Kobayashi Kazuko, Kishi Makoto, Atsumi Tatsuya, Bertolaccini Maria L, Makino Hirofumi, Sakairi Nobuo, Yamamoto Itaru, Yasuda Tatsuji, Khamashta Munther A, Hughes Graham R V, Koike Takao, Voelker Dennis R, Matsuura Eiji
Department of Cell Chemistry, Okayama University Graduate School of Medicine and Dentistry, Japan.
J Lipid Res. 2003 Apr;44(4):716-26. doi: 10.1194/jlr.M200329-JLR200. Epub 2003 Jan 16.
Beta2-glycoprotein I (beta2-GPI) is a major antigen for antiphospholipid antibodies (Abs, aPL) present in patients with antiphospholipid syndrome (APS). We recently reported (J. Lipid Res., 42: 697, 2001; J. Lipid Res., 43: 1486, 2002) that beta2-GPI specifically binds to Cu2+-oxidized LDL (oxLDL) and that the beta2-GPI ligands are omega-carboxylated 7-ketocholesteryl esters. In the present study, we demonstrate that oxLDL forms stable and nondissociable complexes with beta2-GPI in serum, and that high serum levels of the complexes are associated with arterial thrombosis in APS. A conjugated ketone function at the 7-position of cholesterol as well as the omega-carboxyl function of the beta2-GPI ligands was necessary for beta2-GPI binding. The ligand-mediated noncovalent interaction of beta2-GPI and oxLDL undergoes a temperature- and time-dependent conversion to much more stable but readily dissociable complexes in vitro at neutral pH. In contrast, stable and nondissociable beta2-GPI-oxLDL complexes were frequently detected in sera from patients with APS and/or systemic lupus erythematodes. Both the presence of beta2-GPI-oxLDL complexes and IgG Abs recognizing these complexes were strongly associated with arterial thrombosis. Further, these same Abs correlated with IgG immune complexes containing beta2-GPI or LDL. Thus, the beta2-GPI-oxLDL complexes acting as an autoantigen are closely associated with autoimmune-mediated atherogenesis.

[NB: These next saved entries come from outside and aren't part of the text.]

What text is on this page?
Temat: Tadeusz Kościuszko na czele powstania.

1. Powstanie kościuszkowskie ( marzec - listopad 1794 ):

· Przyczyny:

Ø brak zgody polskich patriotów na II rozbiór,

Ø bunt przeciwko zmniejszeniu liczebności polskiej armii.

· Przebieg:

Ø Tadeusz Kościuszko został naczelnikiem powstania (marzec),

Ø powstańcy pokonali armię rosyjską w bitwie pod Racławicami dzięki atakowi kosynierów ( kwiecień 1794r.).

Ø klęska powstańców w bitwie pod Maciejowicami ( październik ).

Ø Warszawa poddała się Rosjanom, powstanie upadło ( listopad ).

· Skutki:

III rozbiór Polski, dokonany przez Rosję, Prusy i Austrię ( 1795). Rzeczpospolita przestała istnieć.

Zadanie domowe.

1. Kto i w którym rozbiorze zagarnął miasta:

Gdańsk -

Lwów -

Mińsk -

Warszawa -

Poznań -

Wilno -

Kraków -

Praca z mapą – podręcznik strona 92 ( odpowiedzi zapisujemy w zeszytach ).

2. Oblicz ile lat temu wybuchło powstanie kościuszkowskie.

β2-糖蛋白I(β2-GPI)是抗磷脂综合征(APS)患者体内抗磷脂抗体(aPL)的主要抗原。我们最近报道(《脂质研究杂志》,42: 697,2001;《脂质研究杂志》,43: 1486,2002)β2-GPI能特异性结合铜离子氧化的低密度脂蛋白(oxLDL),且β2-GPI的配体是ω-羧化的7-酮胆固醇酯。在本研究中,我们证明oxLDL在血清中与β2-GPI形成稳定且不可解离的复合物,并且该复合物的高血清水平与APS中的动脉血栓形成相关。胆固醇7位的共轭酮功能以及β2-GPI配体的ω-羧基功能对于β2-GPI的结合是必需的。在中性pH条件下,β2-GPI与oxLDL的配体介导的非共价相互作用在体外会发生温度和时间依赖性转变,形成更稳定但易于解离的复合物。相比之下,在APS和/或系统性红斑狼疮患者的血清中经常检测到稳定且不可解离的β2-GPI - oxLDL复合物。β2-GPI - oxLDL复合物的存在以及识别这些复合物的IgG抗体都与动脉血栓形成密切相关。此外,这些相同的抗体与含有β2-GPI或LDL的IgG免疫复合物相关。因此,作为自身抗原的β2-GPI - oxLDL复合物与自身免疫介导的动脉粥样硬化密切相关。